Introducing Doi Inthanon National Park
Thailand's highest peak is Doi Inthanon (often abbreviated as Doi In), which measures 2565m above sea level, an impressive altitude for the kingdom, but a tad diminutive compared to its cousins in the Himalayan range. The 1000-sq-km national park surrounding the peak has hiking trails, waterfalls and two monumental stupas erected in honour of the king and queen. It is a popular day trip from Chiang Mai for tourists and locals, especially during the New Year's holiday when there's the rarely seen phenomenon of frost.
There are eight waterfalls that dive off the mountain. Nam Tok Mae Klang (at Km8) is the largest and the easiest to get to. Nam Tok Wachiratan (at Km20.8) is another popular stop with food vendors at its base and a huge frothy mane that plummets 50m. If you'd rather be a part of the cascade, try abseiling with the Peak. Nam Tok Siriphum (at Km30) looks like a river of silver from the vantage point of Ban Mong Khun Klang, a Hmong village. In February the village builds and races wooden carts down a steep incline. Along the road to the top are terraced rice fields and covered greenhouses tended by Hmong and Karen tribespeople.
About 3km before the summit of Doi Inthanon, Phra Mahathat Naphamethanidon and Nophamethanidon at Km41-42 are two chedi built by the Royal Thai Air Force to commemorate the king's and queen's 60th birthdays in 1989 and 1992, respectively. In the base of the octagonal chedi is a hall containing a stone Buddha image.
The whole point of the park is to get as high as you can to see life in a colder climate, and the coolness is such a relief from the sweltering plains below. Thais relish bundling up in hats and jackets and posing for pictures among conifers and rhododendrons.

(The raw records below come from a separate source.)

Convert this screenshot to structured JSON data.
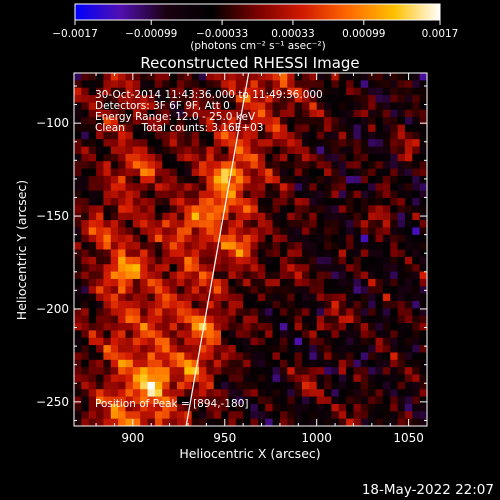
{
  "chart_data": {
    "type": "heatmap",
    "title": "Reconstructed RHESSI Image",
    "xlabel": "Heliocentric X (arcsec)",
    "ylabel": "Heliocentric Y (arcsec)",
    "xlim": [
      868,
      1060
    ],
    "ylim": [
      -263,
      -73
    ],
    "xticks": [
      900,
      950,
      1000,
      1050
    ],
    "yticks": [
      -100,
      -150,
      -200,
      -250
    ],
    "xtick_labels": [
      "900",
      "950",
      "1000",
      "1050"
    ],
    "ytick_labels": [
      "−100",
      "−150",
      "−200",
      "−250"
    ],
    "grid": false,
    "colorbar": {
      "range": [
        -0.0017,
        0.0017
      ],
      "ticks": [
        -0.0017,
        -0.00099,
        -0.00033,
        0.00033,
        0.00099,
        0.0017
      ],
      "tick_labels": [
        "−0.0017",
        "−0.00099",
        "−0.00033",
        "0.00033",
        "0.00099",
        "0.0017"
      ],
      "unit_label": "(photons cm⁻² s⁻¹ asec⁻²)",
      "colormap": [
        "#0000ff",
        "#5010b0",
        "#1a0010",
        "#000000",
        "#7a0000",
        "#d21a00",
        "#ff6a00",
        "#ffc000",
        "#ffffff"
      ]
    },
    "annotations": [
      "30-Oct-2014 11:43:36.000 to 11:49:36.000",
      "Detectors: 3F 6F 9F, Att 0",
      "Energy Range: 12.0 - 25.0 keV",
      "Clean     Total counts: 3.16E+03",
      "Position of Peak = [894,-180]"
    ],
    "limb_line": {
      "x": [
        929,
        963
      ],
      "y": [
        -263,
        -73
      ],
      "color": "#ffffff"
    },
    "peak": {
      "x": 894,
      "y": -180
    },
    "hot_spots": [
      {
        "x": 894,
        "y": -180,
        "level": 1.0
      },
      {
        "x": 952,
        "y": -128,
        "level": 0.95
      },
      {
        "x": 943,
        "y": -146,
        "level": 0.85
      },
      {
        "x": 960,
        "y": -165,
        "level": 0.75
      },
      {
        "x": 935,
        "y": -232,
        "level": 0.8
      },
      {
        "x": 912,
        "y": -238,
        "level": 0.85
      },
      {
        "x": 940,
        "y": -210,
        "level": 0.7
      },
      {
        "x": 1035,
        "y": -148,
        "level": 0.7
      },
      {
        "x": 1010,
        "y": -205,
        "level": 0.65
      },
      {
        "x": 905,
        "y": -125,
        "level": 0.55
      },
      {
        "x": 985,
        "y": -182,
        "level": 0.55
      },
      {
        "x": 1050,
        "y": -110,
        "level": 0.5
      },
      {
        "x": 880,
        "y": -160,
        "level": 0.6
      },
      {
        "x": 995,
        "y": -240,
        "level": 0.5
      },
      {
        "x": 925,
        "y": -155,
        "level": 0.6
      },
      {
        "x": 1020,
        "y": -255,
        "level": 0.5
      }
    ]
  },
  "footer": {
    "date": "18-May-2022 22:07"
  }
}
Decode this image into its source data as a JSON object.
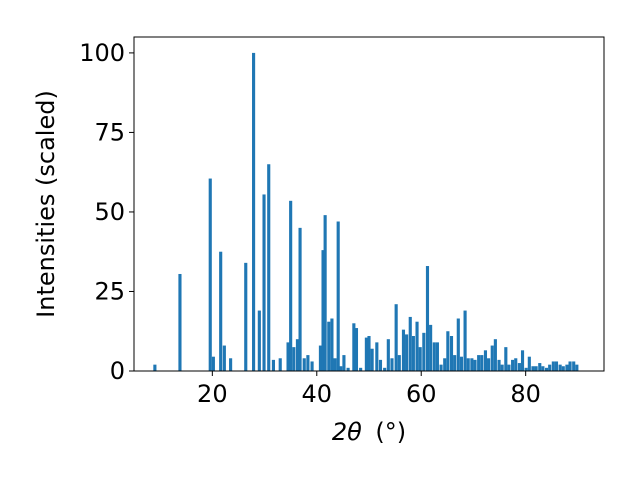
{
  "chart_data": {
    "type": "bar",
    "title": "",
    "xlabel_main": "2θ",
    "xlabel_unit": "(°)",
    "ylabel": "Intensities (scaled)",
    "xlim": [
      5,
      95
    ],
    "ylim": [
      0,
      105
    ],
    "xticks": [
      20,
      40,
      60,
      80
    ],
    "yticks": [
      0,
      25,
      50,
      75,
      100
    ],
    "bar_width": 0.6,
    "color": "#1f77b4",
    "grid": false,
    "legend": "none",
    "x": [
      9.0,
      13.8,
      19.6,
      20.2,
      21.6,
      22.3,
      23.5,
      26.4,
      27.9,
      29.0,
      29.9,
      30.8,
      31.7,
      33.0,
      34.5,
      35.0,
      35.6,
      36.3,
      36.8,
      37.6,
      38.3,
      39.1,
      40.7,
      41.2,
      41.6,
      42.3,
      42.9,
      43.5,
      44.1,
      44.6,
      45.2,
      46.0,
      47.1,
      47.6,
      48.4,
      49.5,
      50.0,
      50.6,
      51.5,
      52.2,
      53.0,
      53.7,
      54.4,
      55.2,
      55.8,
      56.6,
      57.2,
      57.9,
      58.5,
      59.2,
      59.8,
      60.5,
      61.2,
      61.8,
      62.5,
      63.1,
      63.8,
      64.5,
      65.1,
      65.8,
      66.4,
      67.1,
      67.7,
      68.4,
      69.0,
      69.7,
      70.3,
      71.0,
      71.6,
      72.3,
      72.9,
      73.6,
      74.2,
      74.9,
      75.5,
      76.2,
      76.8,
      77.5,
      78.1,
      78.8,
      79.4,
      80.1,
      80.7,
      81.4,
      82.0,
      82.7,
      83.3,
      84.0,
      84.6,
      85.3,
      85.9,
      86.6,
      87.2,
      87.9,
      88.5,
      89.2,
      89.8
    ],
    "values": [
      2,
      30.5,
      60.5,
      4.5,
      37.5,
      8,
      4,
      34,
      100,
      19,
      55.5,
      65,
      3.5,
      4,
      9,
      53.5,
      7.5,
      10,
      45,
      4,
      5,
      3,
      8,
      38,
      49,
      15.5,
      16.5,
      4,
      47,
      1.5,
      5,
      1,
      15,
      13.5,
      1,
      10.5,
      11,
      7,
      9,
      3.5,
      1,
      10,
      4,
      21,
      5,
      13,
      11.5,
      17,
      11,
      15.5,
      7.5,
      12,
      33,
      14.5,
      9,
      9,
      2,
      4,
      12.5,
      11,
      5,
      16.5,
      4.5,
      19,
      4,
      4,
      3.5,
      5,
      5,
      6.5,
      4,
      8,
      10,
      3.5,
      2,
      7.5,
      2,
      3.5,
      4,
      2.5,
      6.5,
      1,
      4.5,
      1.5,
      1.5,
      2.5,
      1.5,
      1,
      2,
      3,
      3,
      2,
      1.5,
      2,
      3,
      3,
      2
    ]
  }
}
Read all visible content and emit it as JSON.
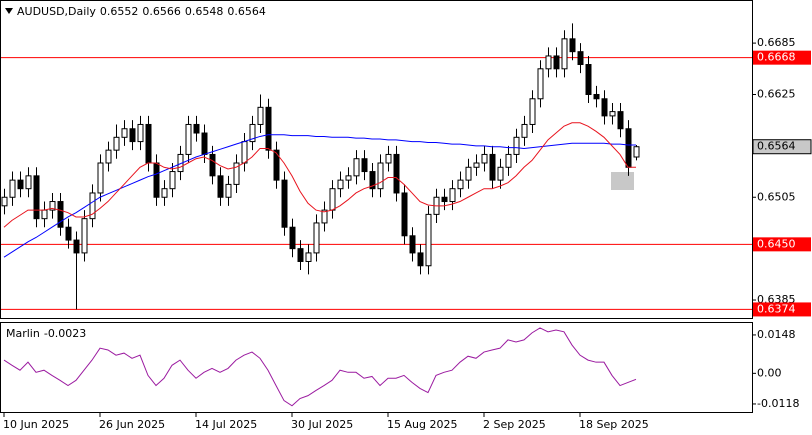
{
  "chart_data": [
    {
      "type": "candlestick",
      "title": "AUDUSD,Daily",
      "categories": [
        "10 Jun 2025",
        null,
        null,
        null,
        null,
        null,
        null,
        null,
        null,
        null,
        null,
        null,
        "26 Jun 2025",
        null,
        null,
        null,
        null,
        null,
        null,
        null,
        null,
        null,
        null,
        null,
        "14 Jul 2025",
        null,
        null,
        null,
        null,
        null,
        null,
        null,
        null,
        null,
        null,
        null,
        "30 Jul 2025",
        null,
        null,
        null,
        null,
        null,
        null,
        null,
        null,
        null,
        null,
        null,
        "15 Aug 2025",
        null,
        null,
        null,
        null,
        null,
        null,
        null,
        null,
        null,
        null,
        null,
        "2 Sep 2025",
        null,
        null,
        null,
        null,
        null,
        null,
        null,
        null,
        null,
        null,
        null,
        "18 Sep 2025",
        null,
        null,
        null,
        null,
        null,
        null,
        null
      ],
      "open": [
        0.6495,
        0.6505,
        0.6525,
        0.6515,
        0.653,
        0.648,
        0.649,
        0.65,
        0.647,
        0.6455,
        0.644,
        0.648,
        0.651,
        0.6545,
        0.656,
        0.6575,
        0.6585,
        0.657,
        0.659,
        0.6545,
        0.6505,
        0.6515,
        0.6535,
        0.6555,
        0.659,
        0.658,
        0.6555,
        0.653,
        0.6505,
        0.652,
        0.6545,
        0.657,
        0.659,
        0.661,
        0.656,
        0.6525,
        0.647,
        0.6445,
        0.643,
        0.644,
        0.6475,
        0.649,
        0.6515,
        0.6525,
        0.653,
        0.655,
        0.6535,
        0.6515,
        0.6545,
        0.6555,
        0.651,
        0.646,
        0.644,
        0.6425,
        0.6485,
        0.6505,
        0.65,
        0.6515,
        0.6525,
        0.654,
        0.6545,
        0.6555,
        0.6525,
        0.654,
        0.6555,
        0.6575,
        0.659,
        0.662,
        0.6655,
        0.667,
        0.6655,
        0.669,
        0.6675,
        0.666,
        0.6625,
        0.662,
        0.66,
        0.6605,
        0.6585,
        0.6552
      ],
      "high": [
        0.6515,
        0.6535,
        0.6535,
        0.654,
        0.654,
        0.65,
        0.651,
        0.651,
        0.648,
        0.6465,
        0.649,
        0.652,
        0.6555,
        0.657,
        0.659,
        0.6595,
        0.6595,
        0.66,
        0.66,
        0.6555,
        0.6525,
        0.6545,
        0.6565,
        0.66,
        0.66,
        0.659,
        0.6565,
        0.654,
        0.653,
        0.6555,
        0.658,
        0.66,
        0.6625,
        0.662,
        0.657,
        0.6535,
        0.648,
        0.6455,
        0.645,
        0.6485,
        0.65,
        0.6525,
        0.6535,
        0.654,
        0.656,
        0.656,
        0.6545,
        0.6555,
        0.6565,
        0.6565,
        0.652,
        0.647,
        0.645,
        0.6495,
        0.6515,
        0.6515,
        0.6525,
        0.6535,
        0.655,
        0.6555,
        0.6565,
        0.6565,
        0.655,
        0.6565,
        0.6585,
        0.66,
        0.663,
        0.6665,
        0.668,
        0.668,
        0.67,
        0.6708,
        0.6685,
        0.667,
        0.6635,
        0.663,
        0.6615,
        0.6615,
        0.6595,
        0.6566
      ],
      "low": [
        0.6485,
        0.6495,
        0.6505,
        0.6505,
        0.647,
        0.647,
        0.648,
        0.646,
        0.6445,
        0.6374,
        0.643,
        0.647,
        0.65,
        0.6535,
        0.655,
        0.6565,
        0.656,
        0.656,
        0.6535,
        0.6495,
        0.6495,
        0.6505,
        0.6525,
        0.6545,
        0.657,
        0.6545,
        0.652,
        0.6495,
        0.6495,
        0.651,
        0.6535,
        0.656,
        0.658,
        0.655,
        0.6515,
        0.646,
        0.6435,
        0.642,
        0.6415,
        0.643,
        0.6465,
        0.648,
        0.6505,
        0.6515,
        0.652,
        0.6525,
        0.6505,
        0.6505,
        0.6535,
        0.65,
        0.645,
        0.643,
        0.6415,
        0.6415,
        0.6475,
        0.649,
        0.649,
        0.6505,
        0.6515,
        0.653,
        0.6535,
        0.6515,
        0.6515,
        0.653,
        0.6545,
        0.6565,
        0.658,
        0.661,
        0.6645,
        0.6645,
        0.6645,
        0.6665,
        0.665,
        0.6615,
        0.661,
        0.659,
        0.659,
        0.6575,
        0.653,
        0.6548
      ],
      "close": [
        0.6505,
        0.6525,
        0.6515,
        0.653,
        0.648,
        0.649,
        0.65,
        0.647,
        0.6455,
        0.644,
        0.648,
        0.651,
        0.6545,
        0.656,
        0.6575,
        0.6585,
        0.657,
        0.659,
        0.6545,
        0.6505,
        0.6515,
        0.6535,
        0.6555,
        0.659,
        0.658,
        0.6555,
        0.653,
        0.6505,
        0.652,
        0.6545,
        0.657,
        0.659,
        0.661,
        0.656,
        0.6525,
        0.647,
        0.6445,
        0.643,
        0.644,
        0.6475,
        0.649,
        0.6515,
        0.6525,
        0.653,
        0.655,
        0.6535,
        0.6515,
        0.6545,
        0.6555,
        0.651,
        0.646,
        0.644,
        0.6425,
        0.6485,
        0.6505,
        0.65,
        0.6515,
        0.6525,
        0.654,
        0.6545,
        0.6555,
        0.6525,
        0.654,
        0.6555,
        0.6575,
        0.659,
        0.662,
        0.6655,
        0.667,
        0.6655,
        0.669,
        0.6675,
        0.666,
        0.6625,
        0.662,
        0.66,
        0.6605,
        0.6585,
        0.654,
        0.6564
      ],
      "series": [
        {
          "color": "#0000ff",
          "values": [
            0.6435,
            0.6441,
            0.6447,
            0.6453,
            0.6458,
            0.6464,
            0.647,
            0.6476,
            0.6482,
            0.6487,
            0.6493,
            0.6499,
            0.6505,
            0.6509,
            0.6513,
            0.6517,
            0.6521,
            0.6525,
            0.6529,
            0.6532,
            0.6536,
            0.654,
            0.6544,
            0.6548,
            0.6552,
            0.6555,
            0.6558,
            0.6561,
            0.6564,
            0.6567,
            0.657,
            0.6573,
            0.6576,
            0.6578,
            0.6578,
            0.6578,
            0.6577,
            0.6577,
            0.6577,
            0.6576,
            0.6576,
            0.6575,
            0.6575,
            0.6575,
            0.6574,
            0.6574,
            0.6573,
            0.6573,
            0.6572,
            0.6572,
            0.6571,
            0.657,
            0.657,
            0.6569,
            0.6569,
            0.6568,
            0.6567,
            0.6567,
            0.6566,
            0.6565,
            0.6565,
            0.6564,
            0.6564,
            0.6563,
            0.6563,
            0.6562,
            0.6563,
            0.6564,
            0.6565,
            0.6566,
            0.6567,
            0.6568,
            0.6568,
            0.6568,
            0.6568,
            0.6568,
            0.6567,
            0.6567,
            0.6566,
            0.6566
          ]
        },
        {
          "color": "#e8141e",
          "values": [
            0.647,
            0.6478,
            0.6484,
            0.649,
            0.649,
            0.649,
            0.6492,
            0.649,
            0.6487,
            0.6482,
            0.6482,
            0.6485,
            0.6492,
            0.65,
            0.651,
            0.652,
            0.653,
            0.654,
            0.6545,
            0.6545,
            0.654,
            0.6538,
            0.654,
            0.6545,
            0.655,
            0.6552,
            0.6548,
            0.6542,
            0.6538,
            0.654,
            0.6545,
            0.6552,
            0.6562,
            0.6562,
            0.6557,
            0.6545,
            0.653,
            0.6512,
            0.6498,
            0.649,
            0.6488,
            0.649,
            0.6495,
            0.6502,
            0.651,
            0.6515,
            0.6518,
            0.6522,
            0.6528,
            0.6528,
            0.652,
            0.651,
            0.65,
            0.6496,
            0.6495,
            0.6495,
            0.6497,
            0.65,
            0.6505,
            0.651,
            0.6515,
            0.6515,
            0.6518,
            0.6522,
            0.653,
            0.654,
            0.6548,
            0.656,
            0.6572,
            0.658,
            0.6588,
            0.6592,
            0.6592,
            0.6588,
            0.6582,
            0.6575,
            0.6565,
            0.6555,
            0.654,
            0.654
          ]
        }
      ],
      "ylim": [
        0.6364,
        0.6733
      ],
      "yticks": [
        0.6385,
        0.6505,
        0.6625,
        0.6685
      ],
      "levels": [
        0.6668,
        {
          "value": 0.645,
          "label": "0.6450"
        },
        0.6374
      ],
      "level_color": "#ff0000"
    },
    {
      "type": "line",
      "title": "Marlin",
      "color": "#9b1ba0",
      "values": [
        0.0051,
        0.0031,
        0.0012,
        0.0043,
        0.0004,
        0.0012,
        -0.0008,
        -0.0027,
        -0.0047,
        -0.0027,
        0.0012,
        0.0051,
        0.0097,
        0.009,
        0.007,
        0.0078,
        0.0058,
        0.007,
        -0.0008,
        -0.0047,
        -0.0019,
        0.0031,
        0.0051,
        0.0012,
        -0.0019,
        0.0004,
        0.0019,
        0.0004,
        0.0019,
        0.0051,
        0.007,
        0.0082,
        0.0058,
        0.0012,
        -0.0047,
        -0.0105,
        -0.0125,
        -0.0097,
        -0.0086,
        -0.0066,
        -0.0047,
        -0.0027,
        0.0012,
        0.0004,
        0.0004,
        -0.0019,
        -0.0012,
        -0.0047,
        -0.0019,
        -0.0019,
        -0.0008,
        -0.0035,
        -0.0058,
        -0.0074,
        -0.0008,
        0.0004,
        0.0012,
        0.0043,
        0.0066,
        0.0058,
        0.0082,
        0.009,
        0.0097,
        0.0129,
        0.0121,
        0.0129,
        0.0156,
        0.0175,
        0.016,
        0.0167,
        0.016,
        0.0109,
        0.007,
        0.0051,
        0.0043,
        0.0043,
        -0.0008,
        -0.0047,
        -0.0035,
        -0.0023
      ],
      "ylim": [
        -0.0149,
        0.0194
      ],
      "yticks": [
        0.0148,
        {
          "value": 0,
          "label": "0.00"
        },
        -0.0118
      ]
    }
  ]
}
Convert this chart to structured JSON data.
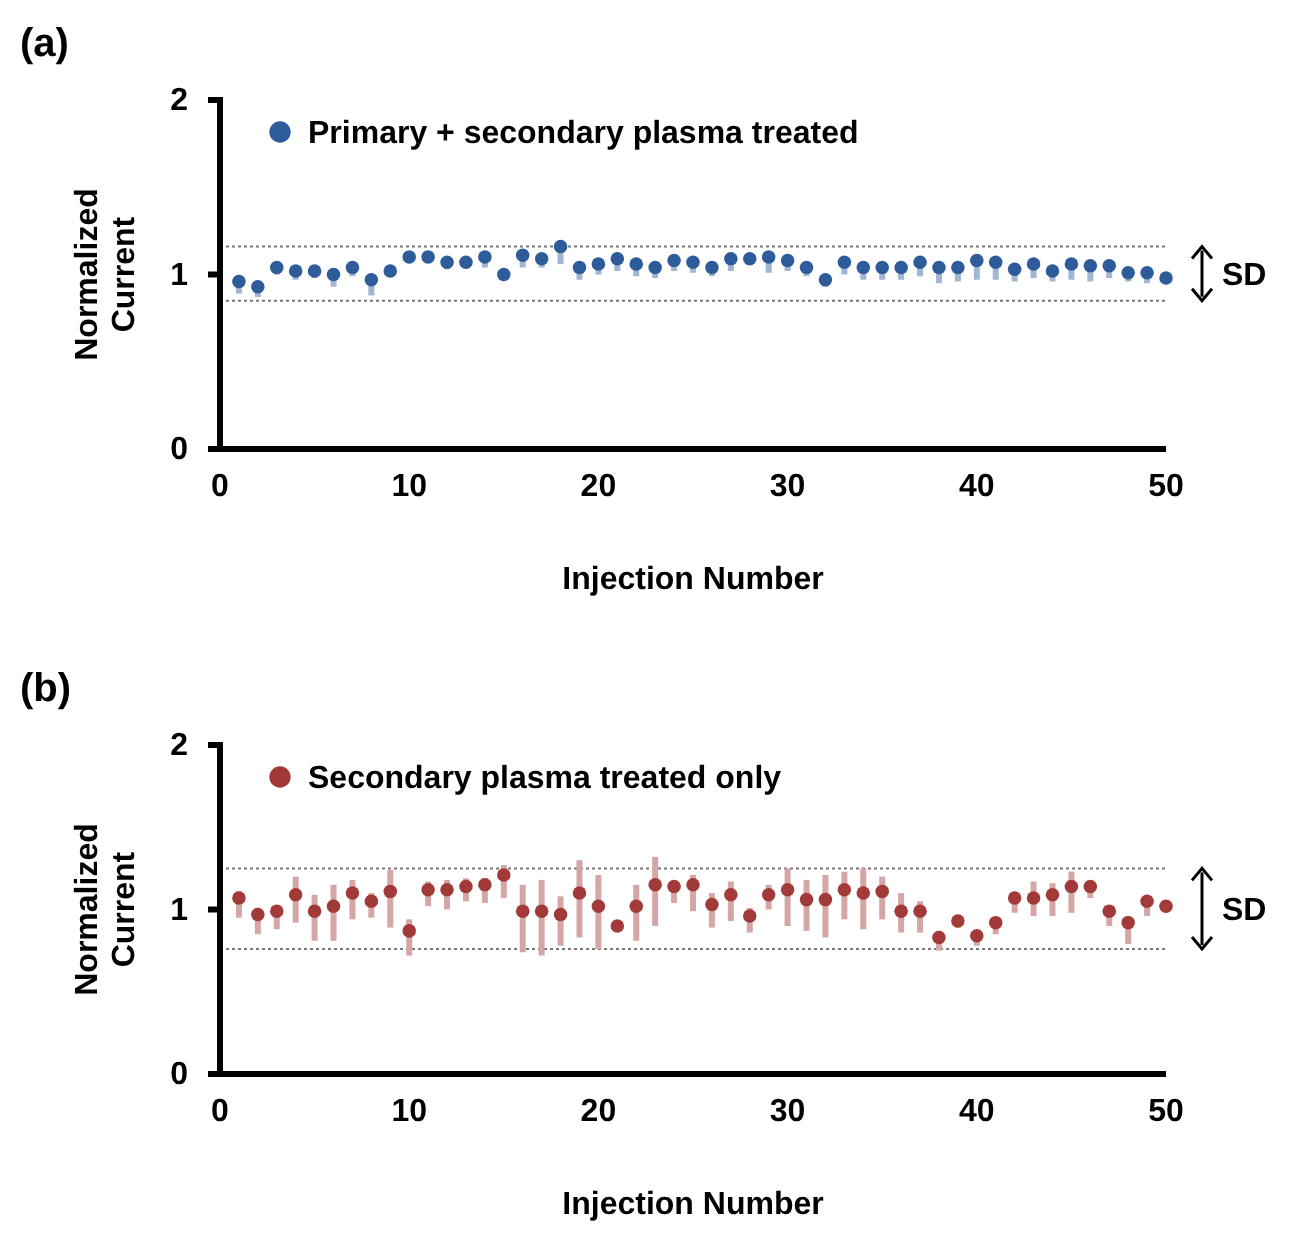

Almost at the exact summit there's a chedi dedicated to one of the last Lanna kings (Inthawichayanon). From there, a lovely boardwalk through the thick, cool forest leads to a cafe, obligatory souvenir shop and the start of the Ang Ka nature trail, a 360m platform walkway through a moss-festooned bog. Walking through the forest on the nature trail is an enchanting experience (if devoid of crowds).
The views from Doi Inthanon are best in the cool dry season from November to February. But don't expect a rewarding view from the summit, as for most of the year a mist, formed by the condensation of warm humid air below, hangs around the top of the mountain creating an eerie effect. You can expect the air to be quite chilly towards the top, so take a jacket or sweater. The views on the way to the summit are much better.
The park is one of the top destinations in Southeast Asia for naturalists and bird-watchers. The mist-shrouded upper slopes produce abundant orchids, lichens, mosses and epiphytes, while supporting nearly 400 bird species, more than any other habitat in Thailand. Most of the park's bird species are found between 1500m and 2000m; the best bird-watching season is from February to April, and the best spots are the beung (bogs) near the top. The mountain is also home to Assamese macaques, Phayre's leaf monkeys, and a selection of other rare and not-so-rare monkeys and gibbons as well as the more common Indian civet, barking deer and giant flying squirrel – around 75 mammal species in all.